People Can Change

Yes, People Can Change…I’m Proof.

It was close to mother’s day.  Teachers typically have the children in their class make something to give their mothers on their special day.  I remember my middle son had the picture he had drawn behind his back and with that sweet smile he shyly handed me his gift.  It was colored with colored pencils on a large piece of white paper.  What I saw crushed me.  It was a picture of a single red rose with thorns all the way down the stem.  He had written on it…Mom, you are as pretty as a beautiful red rose, but when you are angry you prick me.  Ouch!  Out of the mouth of babes.  And yes, I was guilty.  From time to time, I would lose my temper and scream…not always at my children…sometimes just to let out steam.  It must have been frightening for them.

I looked at my sweet boy and hugged him and told him I was sorry.   Then I reflected.  How did this happen?  How did I get to this point where I yell at my kids?  I recalled that it was an unspoken rule in my family of origin to never express anger.  I learned to hold in all my feelings like a good little girl.  Then by the time I was a married stay-at-home mother of 3 I began to blow…bit by bit.  Then I reflected some more.  How could I stop this?  My first step was to become aware of when the lid came off.  What was I doing?  How did I feel?  What was going on at the time?  As I broke it all down I discovered it happened when I was tired!  I became aware that when I was tired I was not in control of my feelings as much as I was when I was rested.  So I began to take a nap.  When my children slept, I slept.  I noticed I didn’t scream at my children anymore.  It was the first step taken to help my children, my sweet Jake, to feel safe.  I’m so thankful for his honesty and his sweet heart.  

I slapped that beautiful picture on the side of my freezer my laundry room.  I wanted it to help keep me accountable.  It stayed there until I was unable to read it anymore.  I finally took it down about 25 years later after one of my clients whom had heard that story, painted a picture of a beautiful rose with the words “unconditional love” on it.  When we become aware of our hurtful behavior, we can change!  It takes becoming aware and having the desire to change the behavior.  People can change.  I’m proof.

There is a squirrel in my bra!

I love connecting with others!  That is what feeds my soul and that is one of the reasons I do what I do.  People come into my office from all walks of life.  Listening and learning from them enriches my life and helps me help others by teaching me about themselves and their experiences.  They come with all types of problems, hurts, questions and desires.  They are seekers, they are strong and I admire them.  Many worry I am going to think they are crazy.  Far from it!  They are my heros.  They have fear and they confront their fears.


Sometimes I listen with my ears and sometimes I listen with my eyes.  We communicate nonverbally as much as we do verbally and if we take the time to notice, we can learn how to connect.  On a flight to Africa a few years ago I sat next to an older looking Ethiopian women who couldn’t speak English.  Ever so often she would give me a slight smile.  When I got out my phone to look at some of my pictures I listened with my eyes and heard her interest.  I took a chance.  I stretched out my arms holding my phone as if to take a picture and she smiled so big.  I took a “selfie” with this lady and we were able to make a connection.

My job is to listen.  It’s an art, really.  So few people in this life truly listen to others.  So many of us listen to respond instead of listening to understand.  I had a client tell me recently in session that he comes to therapy because I listen to him.  In truly listening to others we validate them and they come to know how unique and special they are.


Along with listening, come questions.  I have noticed by listening to my clients that many of them say, “Ya know, you asked me a question in the last session that made me think…”.  Questions are simple but powerful.  It helps us come to know others.  It helps others come to a deeper understanding of themselves.  If we don’t ask we, nor they, learn.


I had a colleague that told me about a client she had that kept squirming in her seat during the session.

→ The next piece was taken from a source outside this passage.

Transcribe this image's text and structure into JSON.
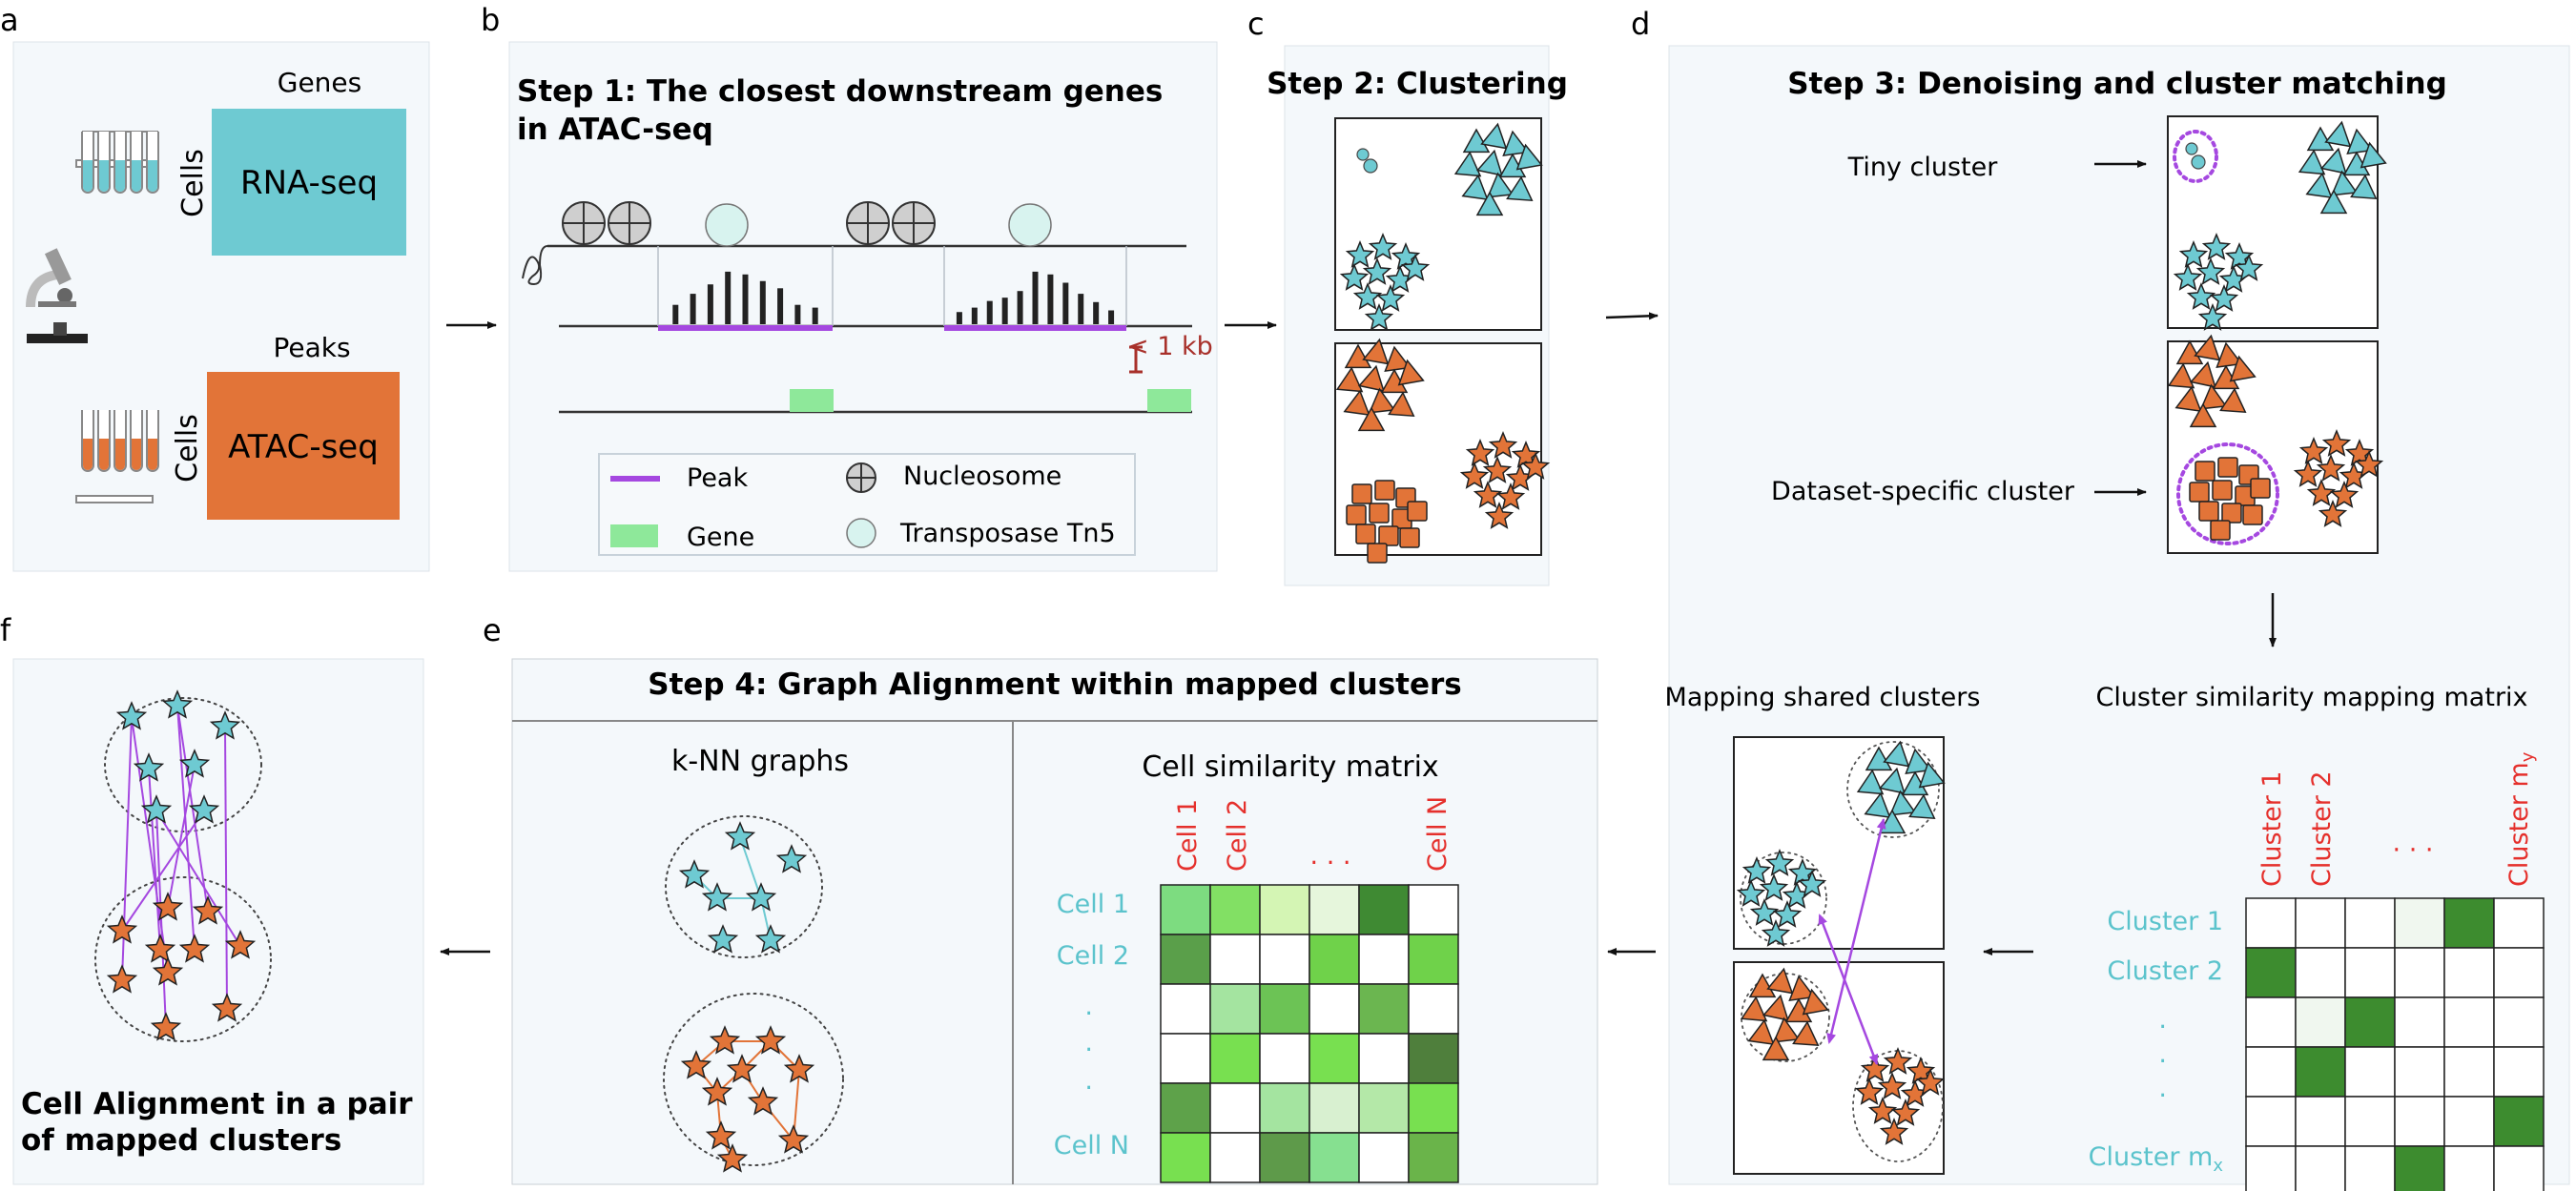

Instead of assuming she was anxious or disinterested in the conversation, my colleague asked her why she was squirming.  The client perked up and said, “Why, I have a squirrel in my bra!”  She proceeded to take out the squirrel and show my colleague her friend.

If my colleague had not asked, and just assumed, that session would likely have been unproductive.  Instead, they had a good laugh together and made a connection.